If you’re looking for a good leading indicator of market movements, look no further than transcripts of Federal Open Market Committee meetings. As the housing bubble inflated, former Fed Chairman Alan Greenspan and friends could not stop with the yuks! Should the Feds increase transparency, as planned, access to current transcripts could prove useful to traders — more laughs means it’s time to sell.

The Daily Stag Hunt combed the FOMC meeting transcripts for instances of laughter, and they found a surprising correlation between laughter at Fed meetings and housing prices. In 2001, before the housing bubble took off, FOMC only paused for laughter 16.5 times (only!); by 2006, when housing prices hit their peak, the FOMC was yukkin’ it up 44 times a meeting. Were Alan Greenspan a working comic, he’d have done his Comedy Central hour-long special by now.

Take a gander at the graph above. Perhaps it was gallows humor, right?

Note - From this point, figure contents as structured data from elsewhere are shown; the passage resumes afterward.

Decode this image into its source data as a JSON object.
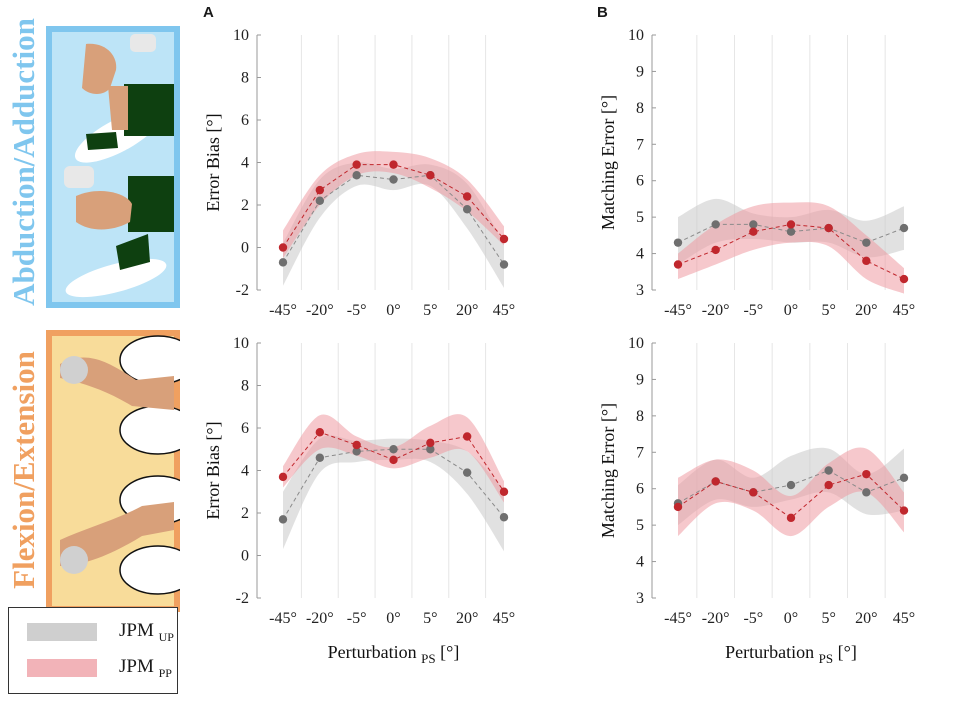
{
  "figure": {
    "rows": [
      {
        "label": "Abduction/Adduction",
        "color": "#7fc6ee"
      },
      {
        "label": "Flexion/Extension",
        "color": "#f0a060"
      }
    ],
    "panel_letters": [
      "A",
      "B"
    ],
    "legend": [
      {
        "main": "JPM",
        "sub": "UP",
        "color": "#cfcfcf"
      },
      {
        "main": "JPM",
        "sub": "PP",
        "color": "#f2b3b8"
      }
    ],
    "colors": {
      "up_dot": "#6f6f6f",
      "pp_dot": "#c0272d",
      "up_band": "#c8c8c8",
      "pp_band": "#ee9aa2"
    }
  },
  "chart_data": [
    {
      "type": "line",
      "id": "A-top",
      "title": "",
      "xlabel": "",
      "ylabel": "Error Bias [°]",
      "categories": [
        "-45°",
        "-20°",
        "-5°",
        "0°",
        "5°",
        "20°",
        "45°"
      ],
      "yticks": [
        "-2",
        "0",
        "2",
        "4",
        "6",
        "8",
        "10"
      ],
      "ylim": [
        -2,
        10
      ],
      "series": [
        {
          "name": "JPM UP",
          "values": [
            -0.7,
            2.2,
            3.4,
            3.2,
            3.4,
            1.8,
            -0.8
          ],
          "band_upper": [
            0.2,
            3.2,
            4.0,
            3.7,
            3.9,
            3.0,
            0.2
          ],
          "band_lower": [
            -1.8,
            1.4,
            2.9,
            2.7,
            2.9,
            0.9,
            -1.9
          ]
        },
        {
          "name": "JPM PP",
          "values": [
            0.0,
            2.7,
            3.9,
            3.9,
            3.4,
            2.4,
            0.4
          ],
          "band_upper": [
            0.8,
            3.4,
            4.4,
            4.5,
            4.2,
            3.2,
            1.0
          ],
          "band_lower": [
            -0.5,
            2.0,
            3.4,
            3.5,
            2.8,
            1.7,
            0.1
          ]
        }
      ]
    },
    {
      "type": "line",
      "id": "B-top",
      "title": "",
      "xlabel": "",
      "ylabel": "Matching Error [°]",
      "categories": [
        "-45°",
        "-20°",
        "-5°",
        "0°",
        "5°",
        "20°",
        "45°"
      ],
      "yticks": [
        "3",
        "4",
        "5",
        "6",
        "7",
        "8",
        "9",
        "10"
      ],
      "ylim": [
        3,
        10
      ],
      "series": [
        {
          "name": "JPM UP",
          "values": [
            4.3,
            4.8,
            4.8,
            4.6,
            4.7,
            4.3,
            4.7
          ],
          "band_upper": [
            5.0,
            5.5,
            5.1,
            5.0,
            5.2,
            4.9,
            5.3
          ],
          "band_lower": [
            3.7,
            4.3,
            4.4,
            4.3,
            4.3,
            3.9,
            4.1
          ]
        },
        {
          "name": "JPM PP",
          "values": [
            3.7,
            4.1,
            4.6,
            4.8,
            4.7,
            3.8,
            3.3
          ],
          "band_upper": [
            4.0,
            4.8,
            5.3,
            5.4,
            5.3,
            4.5,
            3.6
          ],
          "band_lower": [
            3.3,
            3.7,
            4.1,
            4.3,
            4.2,
            3.3,
            2.9
          ]
        }
      ]
    },
    {
      "type": "line",
      "id": "A-bottom",
      "title": "",
      "xlabel": "Perturbation",
      "xlabel_sub": "PS",
      "xlabel_unit": " [°]",
      "ylabel": "Error Bias [°]",
      "categories": [
        "-45°",
        "-20°",
        "-5°",
        "0°",
        "5°",
        "20°",
        "45°"
      ],
      "yticks": [
        "-2",
        "0",
        "2",
        "4",
        "6",
        "8",
        "10"
      ],
      "ylim": [
        -2,
        10
      ],
      "series": [
        {
          "name": "JPM UP",
          "values": [
            1.7,
            4.6,
            4.9,
            5.0,
            5.0,
            3.9,
            1.8
          ],
          "band_upper": [
            3.0,
            5.5,
            5.4,
            5.5,
            5.4,
            4.9,
            3.1
          ],
          "band_lower": [
            0.3,
            3.9,
            4.4,
            4.5,
            4.4,
            2.9,
            0.2
          ]
        },
        {
          "name": "JPM PP",
          "values": [
            3.7,
            5.8,
            5.2,
            4.5,
            5.3,
            5.6,
            3.0
          ],
          "band_upper": [
            4.2,
            6.6,
            5.6,
            5.1,
            6.1,
            6.5,
            3.5
          ],
          "band_lower": [
            3.2,
            5.0,
            4.7,
            4.1,
            4.6,
            4.9,
            2.5
          ]
        }
      ]
    },
    {
      "type": "line",
      "id": "B-bottom",
      "title": "",
      "xlabel": "Perturbation",
      "xlabel_sub": "PS",
      "xlabel_unit": " [°]",
      "ylabel": "Matching Error [°]",
      "categories": [
        "-45°",
        "-20°",
        "-5°",
        "0°",
        "5°",
        "20°",
        "45°"
      ],
      "yticks": [
        "3",
        "4",
        "5",
        "6",
        "7",
        "8",
        "9",
        "10"
      ],
      "ylim": [
        3,
        10
      ],
      "series": [
        {
          "name": "JPM UP",
          "values": [
            5.6,
            6.2,
            5.9,
            6.1,
            6.5,
            5.9,
            6.3
          ],
          "band_upper": [
            6.1,
            6.8,
            6.3,
            6.9,
            7.1,
            6.4,
            7.1
          ],
          "band_lower": [
            5.0,
            5.7,
            5.5,
            5.7,
            5.9,
            5.3,
            5.4
          ]
        },
        {
          "name": "JPM PP",
          "values": [
            5.5,
            6.2,
            5.9,
            5.2,
            6.1,
            6.4,
            5.4
          ],
          "band_upper": [
            6.3,
            6.8,
            6.5,
            5.8,
            6.7,
            7.1,
            5.9
          ],
          "band_lower": [
            4.7,
            5.6,
            5.4,
            4.7,
            5.5,
            5.9,
            4.8
          ]
        }
      ]
    }
  ]
}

Greenspan’s FOMC knew that they were sitting on a ticking time bomb, and they used jokes to ease the tension. Wrong! No one had a clue. One quote The Economist pulled from these meeting sums up the spirit of the meetings succinctly. This is from the January 31, 2006 meeting of the FOMC, when regulators broke into laughter 45 times:

YELLEN: Needless to say, it’s fitting for Chairman Greenspan to leave office with the economy in such solid shape. And if I might torture a simile, I would say, Mr. Chairman, that the situation you’re handing off to your successor is a lot like a tennis racquet with a gigantic sweet spot. [Laughter]

Torture that simile, Yellen! And let us torture it further — what if the tennis racket were made of cat guts, and the cat you used was called subprime credit risk! Aha! Now who’s laughing?

One imagines FOMC meetings are less mirthful these days, and one hopes they remain levelheaded in the future.